5_A look at lateness
Or a note to the habitually tardy, from the other side.
The picture is crystal clear: my dad standing, jacket and leather shoes on, his characteristic wide stance, car keys in hand, in the small green entrance foyer of our house. He’d impatiently point out my inability to be ready on time when leaving for family gatherings.
My rebuttal: we, without fail, were always the first ones there. Among the only guests to actually arrive on time to a party.
The way I’d try to convince him then is the way I try to convince myself now every time I start getting ready for an appointment about two hours ahead of time and look up the way there the night before: that chances are that absolutely no one will miss you – or even notice - if you’re a little bit late.
But who is no one? I realise that I speak of the possibility of this indefinite entity as something whose existence I am certain of, but that all at once is so remote to me. Somewhere out there, usually closer than I might hope, no one cares what I am doing, where I am, and why I may be late.
This person – I have come to accept that such traits are inherited – is not me. I deeply care when people are late. I take it as a direct insult.
When someone is unreasonably (read: somewhere beyond that excusable ten-minute mark) late, their negligence reflects a sort of disrespect, whether or not they are aware of it. The person waiting could also have used those fifteen, thirty, forty minutes to do something more valuable to them.
I suppose it comes with age, though maybe not to everyone.

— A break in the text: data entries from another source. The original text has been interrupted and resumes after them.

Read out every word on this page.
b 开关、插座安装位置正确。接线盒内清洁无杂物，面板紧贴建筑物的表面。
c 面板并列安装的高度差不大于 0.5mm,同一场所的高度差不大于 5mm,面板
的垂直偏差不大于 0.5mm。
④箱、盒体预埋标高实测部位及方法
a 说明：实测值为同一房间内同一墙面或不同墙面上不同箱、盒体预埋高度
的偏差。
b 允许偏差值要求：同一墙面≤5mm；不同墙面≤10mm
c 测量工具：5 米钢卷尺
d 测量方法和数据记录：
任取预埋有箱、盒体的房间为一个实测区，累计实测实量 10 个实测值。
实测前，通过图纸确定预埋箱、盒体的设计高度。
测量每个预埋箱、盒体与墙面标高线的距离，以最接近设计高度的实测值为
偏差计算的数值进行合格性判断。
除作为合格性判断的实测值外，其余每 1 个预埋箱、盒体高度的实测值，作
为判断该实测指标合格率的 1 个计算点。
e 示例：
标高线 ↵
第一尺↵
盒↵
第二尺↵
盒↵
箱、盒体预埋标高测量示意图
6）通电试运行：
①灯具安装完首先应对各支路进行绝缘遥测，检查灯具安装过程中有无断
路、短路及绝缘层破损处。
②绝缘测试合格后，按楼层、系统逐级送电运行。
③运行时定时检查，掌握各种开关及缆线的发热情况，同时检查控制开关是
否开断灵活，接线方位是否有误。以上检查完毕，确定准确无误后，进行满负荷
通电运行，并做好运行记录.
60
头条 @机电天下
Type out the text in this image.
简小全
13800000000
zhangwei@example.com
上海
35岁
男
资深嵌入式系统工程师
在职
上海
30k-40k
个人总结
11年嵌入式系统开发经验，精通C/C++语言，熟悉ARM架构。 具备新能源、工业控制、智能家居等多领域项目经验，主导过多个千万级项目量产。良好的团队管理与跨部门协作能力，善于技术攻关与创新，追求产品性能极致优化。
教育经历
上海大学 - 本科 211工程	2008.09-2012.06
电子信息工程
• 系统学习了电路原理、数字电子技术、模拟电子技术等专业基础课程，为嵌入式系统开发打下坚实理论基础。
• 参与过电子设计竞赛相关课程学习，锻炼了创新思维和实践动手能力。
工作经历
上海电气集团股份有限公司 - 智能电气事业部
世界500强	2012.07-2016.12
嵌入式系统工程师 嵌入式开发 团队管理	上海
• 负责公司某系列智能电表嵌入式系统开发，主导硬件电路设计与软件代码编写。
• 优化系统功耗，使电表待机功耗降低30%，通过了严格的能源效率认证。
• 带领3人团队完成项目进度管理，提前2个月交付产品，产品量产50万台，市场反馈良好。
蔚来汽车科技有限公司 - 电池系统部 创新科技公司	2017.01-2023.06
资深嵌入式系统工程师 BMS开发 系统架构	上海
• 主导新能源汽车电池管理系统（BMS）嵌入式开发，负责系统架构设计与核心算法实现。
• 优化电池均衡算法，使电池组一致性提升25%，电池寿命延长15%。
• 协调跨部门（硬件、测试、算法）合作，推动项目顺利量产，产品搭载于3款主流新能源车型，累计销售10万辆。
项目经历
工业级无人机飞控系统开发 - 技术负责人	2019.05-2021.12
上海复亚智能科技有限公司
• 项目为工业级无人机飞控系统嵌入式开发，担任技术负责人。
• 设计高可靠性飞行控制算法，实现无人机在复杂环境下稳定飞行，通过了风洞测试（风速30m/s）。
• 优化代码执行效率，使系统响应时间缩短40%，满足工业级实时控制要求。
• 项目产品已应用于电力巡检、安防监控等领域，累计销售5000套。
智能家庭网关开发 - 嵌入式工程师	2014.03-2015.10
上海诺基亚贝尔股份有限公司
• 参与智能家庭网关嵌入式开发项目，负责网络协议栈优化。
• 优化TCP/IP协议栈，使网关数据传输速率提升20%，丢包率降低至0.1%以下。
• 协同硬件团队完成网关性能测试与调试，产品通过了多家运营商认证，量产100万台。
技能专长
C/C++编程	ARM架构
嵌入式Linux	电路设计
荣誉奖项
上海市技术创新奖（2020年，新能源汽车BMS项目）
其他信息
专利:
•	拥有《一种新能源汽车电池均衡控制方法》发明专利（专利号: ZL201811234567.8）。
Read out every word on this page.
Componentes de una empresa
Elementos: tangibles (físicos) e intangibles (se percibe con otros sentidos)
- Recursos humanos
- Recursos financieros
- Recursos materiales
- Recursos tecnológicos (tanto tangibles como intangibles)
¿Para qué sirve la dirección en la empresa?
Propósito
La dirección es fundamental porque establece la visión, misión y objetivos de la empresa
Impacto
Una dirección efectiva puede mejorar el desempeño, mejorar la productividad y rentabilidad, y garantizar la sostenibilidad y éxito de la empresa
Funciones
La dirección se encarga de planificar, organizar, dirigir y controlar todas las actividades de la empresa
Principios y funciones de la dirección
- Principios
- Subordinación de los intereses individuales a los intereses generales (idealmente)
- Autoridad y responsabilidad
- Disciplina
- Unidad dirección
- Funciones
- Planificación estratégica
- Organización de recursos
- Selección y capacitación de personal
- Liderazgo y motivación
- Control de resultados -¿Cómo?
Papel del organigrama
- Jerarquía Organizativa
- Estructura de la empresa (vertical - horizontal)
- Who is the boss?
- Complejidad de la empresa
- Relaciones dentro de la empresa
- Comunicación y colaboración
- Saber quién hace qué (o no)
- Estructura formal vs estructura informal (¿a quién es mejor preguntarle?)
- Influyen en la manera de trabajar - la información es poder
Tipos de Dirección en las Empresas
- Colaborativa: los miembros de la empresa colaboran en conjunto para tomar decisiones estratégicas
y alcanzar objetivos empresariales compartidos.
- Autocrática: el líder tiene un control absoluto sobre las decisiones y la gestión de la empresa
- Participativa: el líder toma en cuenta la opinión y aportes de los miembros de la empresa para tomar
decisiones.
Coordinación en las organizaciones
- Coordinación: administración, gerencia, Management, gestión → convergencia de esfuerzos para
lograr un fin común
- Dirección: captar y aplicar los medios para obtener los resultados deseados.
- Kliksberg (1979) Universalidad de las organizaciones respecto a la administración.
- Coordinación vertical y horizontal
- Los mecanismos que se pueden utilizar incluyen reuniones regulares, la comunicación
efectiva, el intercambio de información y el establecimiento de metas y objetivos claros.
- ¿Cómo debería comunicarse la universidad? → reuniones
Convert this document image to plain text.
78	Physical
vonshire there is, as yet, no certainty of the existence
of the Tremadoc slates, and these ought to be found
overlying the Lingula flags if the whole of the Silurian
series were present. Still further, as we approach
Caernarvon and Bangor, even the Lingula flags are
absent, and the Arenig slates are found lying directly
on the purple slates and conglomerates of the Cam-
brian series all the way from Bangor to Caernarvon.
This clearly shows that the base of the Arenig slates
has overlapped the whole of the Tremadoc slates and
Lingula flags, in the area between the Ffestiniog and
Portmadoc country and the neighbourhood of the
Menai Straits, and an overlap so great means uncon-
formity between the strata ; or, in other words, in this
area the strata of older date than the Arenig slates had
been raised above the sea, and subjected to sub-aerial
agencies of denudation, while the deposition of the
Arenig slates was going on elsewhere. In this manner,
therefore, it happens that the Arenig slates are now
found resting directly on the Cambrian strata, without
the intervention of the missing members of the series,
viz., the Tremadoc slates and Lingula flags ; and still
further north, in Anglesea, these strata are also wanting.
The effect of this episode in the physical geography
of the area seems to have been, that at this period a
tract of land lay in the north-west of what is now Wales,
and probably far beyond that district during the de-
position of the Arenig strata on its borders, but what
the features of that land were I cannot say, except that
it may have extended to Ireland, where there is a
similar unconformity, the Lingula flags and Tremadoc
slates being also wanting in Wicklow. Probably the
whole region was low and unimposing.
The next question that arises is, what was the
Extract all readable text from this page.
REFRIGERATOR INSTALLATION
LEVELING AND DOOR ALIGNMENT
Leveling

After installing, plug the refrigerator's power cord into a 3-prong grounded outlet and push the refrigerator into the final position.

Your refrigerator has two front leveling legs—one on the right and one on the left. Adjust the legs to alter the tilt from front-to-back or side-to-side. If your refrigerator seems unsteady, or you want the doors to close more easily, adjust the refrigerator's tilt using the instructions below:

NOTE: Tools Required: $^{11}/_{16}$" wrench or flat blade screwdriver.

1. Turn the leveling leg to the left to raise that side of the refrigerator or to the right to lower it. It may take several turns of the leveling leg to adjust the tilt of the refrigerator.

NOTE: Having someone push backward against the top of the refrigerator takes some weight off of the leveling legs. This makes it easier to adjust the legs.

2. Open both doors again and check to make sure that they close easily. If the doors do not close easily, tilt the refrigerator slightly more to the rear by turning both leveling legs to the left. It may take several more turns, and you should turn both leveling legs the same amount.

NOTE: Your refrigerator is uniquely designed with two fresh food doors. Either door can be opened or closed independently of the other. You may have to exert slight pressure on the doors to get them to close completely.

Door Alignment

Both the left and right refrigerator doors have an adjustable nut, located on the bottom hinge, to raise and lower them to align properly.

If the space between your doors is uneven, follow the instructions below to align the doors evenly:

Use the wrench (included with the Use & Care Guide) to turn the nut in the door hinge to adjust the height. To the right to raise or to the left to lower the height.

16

The high school days when I could count down the minutes to the end of an eighty-minute period are long over. These days, I could spend two hours negotiating where to place the comma in a sentence and still be unconvinced of my decision. I’m not sure when, but at some point time became very important to me. Rather, I became acutely aware of it.
It is by the same token that I try to respect other peoples’ time. Maybe no one noticed, but I published my third piece in this series a few weeks late on account of my summer holidays and lack of access to a computer. I’m usually one to minimise things, but the idea of being late, of potentially disappointing my readership, tormented me. As did being unable to deliver the cheque for my apartment deposit for months, despite my landlord’s apparent disinterest in the matter.
Memory is a fickle thing, and if I look back, I think that I used to do things, to show up, but - more importantly - to do so in the right way and at the right time, for other people. Perhaps in a fear of disappointing others, maybe even of repercussion, that I learned in my childhood. I think that I am beginning to understanding that this need is no longer tied to external factors, that it’s gone beyond that. It’s become something that I have to do for myself, whether or not that no one is really bothered. For my own peace of mind, for my own need to act in accordance to an image of me that has been long in the making within the hearth of my very own imagination.
To be clear, I do not claim that my dad or anybody else who so ardently strives and expects punctuality does so for the same reasons. Perhaps that is for the best, though I do wonder if it’s as energy-intensive for them, too.